ITAT Raipur Restores Bogus Purchase Dispute to CIT(A) Awaiting Jurisdictional High Court Ruling on Rice Millers

The adjudication of alleged accommodation entries and fake invoicing remains a highly litigated area under the Income Tax Act 1961. Recently, the Raipur Bench of the Income Tax Appellate Tribunal (ITAT) delivered a pivotal directive in the case of Maa Chandi Rice Industries Vs ACIT. The tribunal addressed the complexities surrounding alleged bogus purchases executed by rice millers, a contentious issue currently pending before higher judicial forums.

Instead of passing a conclusive verdict on the merits of the additions made by the tax authorities, the ITAT opted for a legally prudent route.
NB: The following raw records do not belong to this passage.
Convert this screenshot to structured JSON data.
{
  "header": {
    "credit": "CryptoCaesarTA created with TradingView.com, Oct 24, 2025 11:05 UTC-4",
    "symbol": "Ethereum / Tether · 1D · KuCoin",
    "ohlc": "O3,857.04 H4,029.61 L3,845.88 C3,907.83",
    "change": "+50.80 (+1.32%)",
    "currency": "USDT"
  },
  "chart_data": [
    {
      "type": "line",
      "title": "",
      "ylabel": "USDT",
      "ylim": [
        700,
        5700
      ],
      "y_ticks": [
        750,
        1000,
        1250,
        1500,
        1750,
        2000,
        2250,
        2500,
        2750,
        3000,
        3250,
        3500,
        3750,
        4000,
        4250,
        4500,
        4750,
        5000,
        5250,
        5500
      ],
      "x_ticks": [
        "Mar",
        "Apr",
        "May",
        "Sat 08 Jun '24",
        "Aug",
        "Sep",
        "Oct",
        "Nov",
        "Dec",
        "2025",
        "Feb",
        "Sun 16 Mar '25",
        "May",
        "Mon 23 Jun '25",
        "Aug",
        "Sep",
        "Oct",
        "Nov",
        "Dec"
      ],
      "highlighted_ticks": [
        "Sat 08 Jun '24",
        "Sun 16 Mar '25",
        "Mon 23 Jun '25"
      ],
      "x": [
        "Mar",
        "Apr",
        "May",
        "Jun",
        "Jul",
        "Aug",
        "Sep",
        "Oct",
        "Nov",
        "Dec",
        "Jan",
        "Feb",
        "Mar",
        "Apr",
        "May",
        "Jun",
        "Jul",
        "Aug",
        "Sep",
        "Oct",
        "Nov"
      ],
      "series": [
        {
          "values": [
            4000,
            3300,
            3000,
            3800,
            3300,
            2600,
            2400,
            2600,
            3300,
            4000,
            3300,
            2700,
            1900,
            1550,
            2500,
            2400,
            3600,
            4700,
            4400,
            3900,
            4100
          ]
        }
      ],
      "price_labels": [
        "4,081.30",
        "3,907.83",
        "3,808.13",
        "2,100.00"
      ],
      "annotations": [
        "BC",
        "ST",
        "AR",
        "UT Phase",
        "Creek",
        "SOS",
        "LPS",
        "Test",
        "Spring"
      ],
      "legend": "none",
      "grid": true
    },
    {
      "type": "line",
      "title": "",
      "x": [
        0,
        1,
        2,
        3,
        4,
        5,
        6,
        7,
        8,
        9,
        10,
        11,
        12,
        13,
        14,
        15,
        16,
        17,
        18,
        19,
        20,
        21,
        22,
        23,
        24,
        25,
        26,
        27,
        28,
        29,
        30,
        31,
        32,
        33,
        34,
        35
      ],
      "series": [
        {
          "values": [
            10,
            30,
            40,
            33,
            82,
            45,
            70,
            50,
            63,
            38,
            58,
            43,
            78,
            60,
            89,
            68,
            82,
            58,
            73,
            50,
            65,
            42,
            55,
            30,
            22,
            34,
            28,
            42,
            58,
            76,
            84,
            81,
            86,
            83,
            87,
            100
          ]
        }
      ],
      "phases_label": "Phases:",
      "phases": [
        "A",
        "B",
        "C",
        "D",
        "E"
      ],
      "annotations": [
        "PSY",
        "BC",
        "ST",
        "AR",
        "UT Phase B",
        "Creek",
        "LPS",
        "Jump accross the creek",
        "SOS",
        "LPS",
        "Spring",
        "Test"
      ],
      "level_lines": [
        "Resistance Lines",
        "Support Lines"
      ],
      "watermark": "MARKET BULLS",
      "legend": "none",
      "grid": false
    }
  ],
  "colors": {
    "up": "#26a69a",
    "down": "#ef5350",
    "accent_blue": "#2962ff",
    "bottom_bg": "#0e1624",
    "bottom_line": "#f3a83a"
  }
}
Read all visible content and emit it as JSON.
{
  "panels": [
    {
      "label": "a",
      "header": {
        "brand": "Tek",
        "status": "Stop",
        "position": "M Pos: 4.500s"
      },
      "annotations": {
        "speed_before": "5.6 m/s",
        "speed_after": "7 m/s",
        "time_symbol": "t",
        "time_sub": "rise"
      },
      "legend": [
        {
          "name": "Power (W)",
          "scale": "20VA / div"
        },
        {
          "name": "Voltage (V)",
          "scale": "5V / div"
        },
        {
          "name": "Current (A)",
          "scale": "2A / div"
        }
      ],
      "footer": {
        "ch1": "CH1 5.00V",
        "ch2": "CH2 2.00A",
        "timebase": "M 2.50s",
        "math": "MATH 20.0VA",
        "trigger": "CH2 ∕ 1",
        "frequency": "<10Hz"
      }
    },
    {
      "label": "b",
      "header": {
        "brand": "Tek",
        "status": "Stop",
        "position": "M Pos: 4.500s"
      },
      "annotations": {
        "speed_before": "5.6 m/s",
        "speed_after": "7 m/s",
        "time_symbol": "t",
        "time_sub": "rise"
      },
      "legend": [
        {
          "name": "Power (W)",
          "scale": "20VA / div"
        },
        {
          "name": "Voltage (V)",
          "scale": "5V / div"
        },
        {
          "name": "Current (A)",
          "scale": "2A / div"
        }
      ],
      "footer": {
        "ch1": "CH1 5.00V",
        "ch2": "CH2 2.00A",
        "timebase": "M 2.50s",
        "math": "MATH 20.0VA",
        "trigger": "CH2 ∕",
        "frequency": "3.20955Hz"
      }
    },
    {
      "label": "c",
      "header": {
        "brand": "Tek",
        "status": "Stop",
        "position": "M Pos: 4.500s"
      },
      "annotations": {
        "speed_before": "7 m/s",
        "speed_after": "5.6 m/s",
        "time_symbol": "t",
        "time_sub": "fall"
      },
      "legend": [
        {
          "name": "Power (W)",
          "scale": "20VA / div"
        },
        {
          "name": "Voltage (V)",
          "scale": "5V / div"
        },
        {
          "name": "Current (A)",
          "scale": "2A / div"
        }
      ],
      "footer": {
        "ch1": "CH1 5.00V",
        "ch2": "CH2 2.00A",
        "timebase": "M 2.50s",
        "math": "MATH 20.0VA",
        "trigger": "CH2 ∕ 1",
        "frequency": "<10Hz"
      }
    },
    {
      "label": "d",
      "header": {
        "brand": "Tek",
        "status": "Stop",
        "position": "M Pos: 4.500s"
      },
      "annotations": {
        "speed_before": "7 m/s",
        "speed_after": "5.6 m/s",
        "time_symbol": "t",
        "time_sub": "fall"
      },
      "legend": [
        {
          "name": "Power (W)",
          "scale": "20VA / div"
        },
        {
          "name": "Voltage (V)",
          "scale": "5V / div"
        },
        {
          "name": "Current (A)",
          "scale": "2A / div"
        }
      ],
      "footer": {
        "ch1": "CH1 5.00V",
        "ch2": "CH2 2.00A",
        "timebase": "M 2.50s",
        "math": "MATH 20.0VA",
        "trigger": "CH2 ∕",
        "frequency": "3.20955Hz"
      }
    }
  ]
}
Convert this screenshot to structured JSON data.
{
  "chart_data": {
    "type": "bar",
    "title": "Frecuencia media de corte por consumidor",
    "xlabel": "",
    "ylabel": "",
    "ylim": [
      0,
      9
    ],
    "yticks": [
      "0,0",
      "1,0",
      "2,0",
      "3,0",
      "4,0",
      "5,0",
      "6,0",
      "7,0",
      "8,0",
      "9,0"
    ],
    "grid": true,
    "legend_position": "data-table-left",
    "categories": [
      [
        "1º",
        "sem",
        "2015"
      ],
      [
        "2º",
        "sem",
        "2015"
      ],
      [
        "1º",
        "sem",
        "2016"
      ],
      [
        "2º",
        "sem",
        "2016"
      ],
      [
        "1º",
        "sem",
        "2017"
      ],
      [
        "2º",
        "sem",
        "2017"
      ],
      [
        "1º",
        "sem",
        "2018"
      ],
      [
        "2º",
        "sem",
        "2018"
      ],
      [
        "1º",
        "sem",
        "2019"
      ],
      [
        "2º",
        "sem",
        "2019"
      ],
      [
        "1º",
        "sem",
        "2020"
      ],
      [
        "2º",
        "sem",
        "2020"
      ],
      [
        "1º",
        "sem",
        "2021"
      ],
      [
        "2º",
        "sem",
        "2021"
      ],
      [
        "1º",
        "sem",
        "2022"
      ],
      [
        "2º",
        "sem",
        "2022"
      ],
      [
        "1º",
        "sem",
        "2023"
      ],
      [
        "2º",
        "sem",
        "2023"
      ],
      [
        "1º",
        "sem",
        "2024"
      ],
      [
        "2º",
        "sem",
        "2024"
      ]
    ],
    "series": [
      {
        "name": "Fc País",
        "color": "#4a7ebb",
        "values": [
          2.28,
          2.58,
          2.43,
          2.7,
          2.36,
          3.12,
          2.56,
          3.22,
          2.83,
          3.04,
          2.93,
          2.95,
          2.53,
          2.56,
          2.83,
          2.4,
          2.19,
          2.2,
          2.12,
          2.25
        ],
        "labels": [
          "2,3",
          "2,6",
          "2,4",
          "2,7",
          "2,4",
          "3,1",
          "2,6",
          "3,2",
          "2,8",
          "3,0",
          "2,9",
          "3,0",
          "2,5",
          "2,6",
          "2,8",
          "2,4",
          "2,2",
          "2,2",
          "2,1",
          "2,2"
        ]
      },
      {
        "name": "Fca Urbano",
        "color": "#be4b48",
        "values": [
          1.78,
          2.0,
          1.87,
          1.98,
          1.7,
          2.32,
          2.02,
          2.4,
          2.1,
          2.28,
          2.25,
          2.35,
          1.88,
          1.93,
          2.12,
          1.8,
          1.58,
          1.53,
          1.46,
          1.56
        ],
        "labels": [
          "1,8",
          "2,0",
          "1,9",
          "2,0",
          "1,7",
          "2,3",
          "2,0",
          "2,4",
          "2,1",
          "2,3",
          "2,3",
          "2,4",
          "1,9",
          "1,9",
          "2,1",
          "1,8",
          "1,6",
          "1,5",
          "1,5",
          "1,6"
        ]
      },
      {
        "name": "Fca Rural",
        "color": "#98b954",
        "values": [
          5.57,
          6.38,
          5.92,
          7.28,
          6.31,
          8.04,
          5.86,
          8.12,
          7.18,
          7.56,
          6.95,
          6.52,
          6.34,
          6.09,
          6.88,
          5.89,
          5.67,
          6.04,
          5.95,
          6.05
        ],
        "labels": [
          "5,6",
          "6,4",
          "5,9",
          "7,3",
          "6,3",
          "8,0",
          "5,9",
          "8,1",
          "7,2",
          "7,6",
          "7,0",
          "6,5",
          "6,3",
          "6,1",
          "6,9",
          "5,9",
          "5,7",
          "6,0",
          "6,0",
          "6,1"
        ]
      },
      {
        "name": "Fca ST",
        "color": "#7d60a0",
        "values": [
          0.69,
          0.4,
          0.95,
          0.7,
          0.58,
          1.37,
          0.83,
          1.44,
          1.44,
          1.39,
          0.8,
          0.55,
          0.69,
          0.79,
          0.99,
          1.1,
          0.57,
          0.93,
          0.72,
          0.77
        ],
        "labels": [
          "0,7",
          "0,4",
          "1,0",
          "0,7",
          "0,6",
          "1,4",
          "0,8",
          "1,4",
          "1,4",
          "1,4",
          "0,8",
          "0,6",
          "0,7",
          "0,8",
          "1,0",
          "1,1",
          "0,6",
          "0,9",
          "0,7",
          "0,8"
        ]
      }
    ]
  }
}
The tribunal remanded the matter back to the first appellate authority, instructing them to await the final judgment of the Jurisdictional High Court on identical matters.

Factual Matrix of the Dispute

The controversy stems from the appellate orders dated 24.12.2025 passed by the Commissioner of Income Tax (Appeals), Raipur-3, covering the assessment years AY 2015-16 and AY 2016-17. During the tribunal proceedings, the assessee was unrepresented despite filing an adjournment petition, which the bench subsequently dismissed to proceed with the hearing based on the available records and arguments from the Revenue.

Initial Assessment and Reopening Proceedings

For the lead assessment year, AY 2015-16, the assessee had initially filed its return of income on 19.02.2016, declaring a total income of Rs.8,21,840. The tax department initially scrutinized the case and finalized the assessment under Section 143(3) of the Income Tax Act 1961 on 14.07.2017, revising the total income upward to Rs.19,66,360.